I briefly commented on this awhile back.
This is a better look into the flaws of the underlying ‘research’.
The Atlantic has been on an anti-Second Amendment tear lately. After a couple of pieces by David Frum, which I’ve addressed before, they have an article (Archived) that employs the newfangled theory that the Second Amendment somehow threatens the First Amendment. We saw this in the ACLU amicus brief in the NYSRPA v. Bruen case, which Cam addressed recently.
This article goes one step further. It cites “research” by two parties to make broad claims about how open carry protests chill free speech. The crux of the article is as follows:
Some protests involving open carry firearms have resulted in violence. The presence of firearms at a protest causes some people to be scared. Due to this fear, they are unable to express their opinions freely. Therefore – you can guess where this is headed – open carry at protests must be ‘regulated’.
Lest we forget, this argument has already been employed in the Campus Carry debate, that concealed carrying of guns inside a classroom would somehow stifle discussions. There is no evidence that those fears materialized. Yet, that argument is being laundered and reused against open carry at public protests, with calls to “further study” the chilling effect of concealed carry.
The article states:
What most people do not realize is that the Second Amendment has become, in recent years, a threat to the First Amendment. People cannot freely exercise their speech rights when they fear for their lives. […] Diana Palmer, one of the authors of this article, conducted a study […] found that participants were far less likely to attend a protest, carry a sign, vocalize their views, or bring children to protests if they knew firearms would be present.
There are two underlying studies this article is based on. The first one is from Everytown/ACLED, and the second one is a Ph.D. dissertation by Diana Palmer, one of the authors of the article. Everytown’s research is shoddy; it has been taken apart thoroughly before. Their new “research” needs to be tackled, but I will focus on the Ph.D. dissertation, which you can download and look at yourself here.
The abstract of the dissertation states the following:
In this mixed-methods study, 1,205 participants were surveyed about their likelihood of engaging in First Amendment behaviors at a protest with and without firearms and asked to explain what factors they considered when selecting their answers. […] In the quantitative element of the study, differences in expressive behavior were analyzed in the condition with no firearms and the condition with firearms.
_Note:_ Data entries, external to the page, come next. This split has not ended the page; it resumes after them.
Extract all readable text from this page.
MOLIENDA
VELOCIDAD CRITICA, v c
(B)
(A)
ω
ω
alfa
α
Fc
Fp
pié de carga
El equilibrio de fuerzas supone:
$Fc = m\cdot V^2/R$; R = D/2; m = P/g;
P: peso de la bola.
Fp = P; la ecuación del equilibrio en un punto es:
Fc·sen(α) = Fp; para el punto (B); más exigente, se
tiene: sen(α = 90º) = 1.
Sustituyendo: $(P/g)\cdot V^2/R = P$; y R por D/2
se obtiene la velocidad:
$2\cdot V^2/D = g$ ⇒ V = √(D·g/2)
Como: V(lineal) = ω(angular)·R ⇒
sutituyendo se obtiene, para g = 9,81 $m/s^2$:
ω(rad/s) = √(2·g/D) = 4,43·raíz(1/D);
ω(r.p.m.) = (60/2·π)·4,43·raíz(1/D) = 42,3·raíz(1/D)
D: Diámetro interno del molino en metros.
The analysis showed that participants were less likely to engage in expressive behaviors when firearms were present.
The abstract only talks about public protest scenarios in which guns are either present or not present. I looked through the dissertation, and found that it lacks any questions on weapons that aren’t firearms. Participants were never asked what they would do if knives, swords, clubs, pepper spray, brass knuckles, bike locks, etc. would be present. Any chilling effect of non-firearms weapons on assembly is not considered in the dissertation.
Weapons aren’t the only things that people can react to negatively. Participants weren’t asked what they would do if there were head-to-toe incognito, masked protestors at an event. Anyone following the news knows that antifa mobs have been showing up at “protests” in all-black, covering their faces while violating journalists’ First Amendment right to record them. Likewise, would people show up to a protest if there were people wearing Klan hoods?
Another topic that wasn’t addressed is crowd density. Personally, I avoid crowds and wouldn’t be surprised if survey participants would factor in high crowd density as a deterrent… if they had been asked about it.
Lastly, the timing of a protest was not included in the surveys; there are people who avoid “protests” at 1 AM. Too bad the dissertation didn’t ask about that.
These are questions that should have been part of the research, and the Ph.D. advisor or members of the committee should have caught these misses. This is a fatal flaw, in my opinion, especially given what the dissertation lays out in conclusion:
The first recommendation is that the carrying of firearms at protests should be regulated separately from other forms of open carry.
Given all the important questions that were missed, I take objection to the singling out of open carry at protests. If it’s a matter of regulating open carry at protests with, say, having your gun unloaded, mag out, chamber flag in, that’s one thing. But I doubt that’s the sort of benign regulation the writers of The Atlantic piece are asking for.
Going back to the article in The Atlantic, the writers also want to study concealed carry:
Research thus far has focused on open display of firearms, but further study is needed to evaluate the public safety concerns that may still be present when protesters or counterprotesters bring concealed firearms to demonstrations.
Unfortunately, this looks like agenda-driven, or at a minimum, bias-distorted research to me. Watching the press amplify it is unfunny to say the least.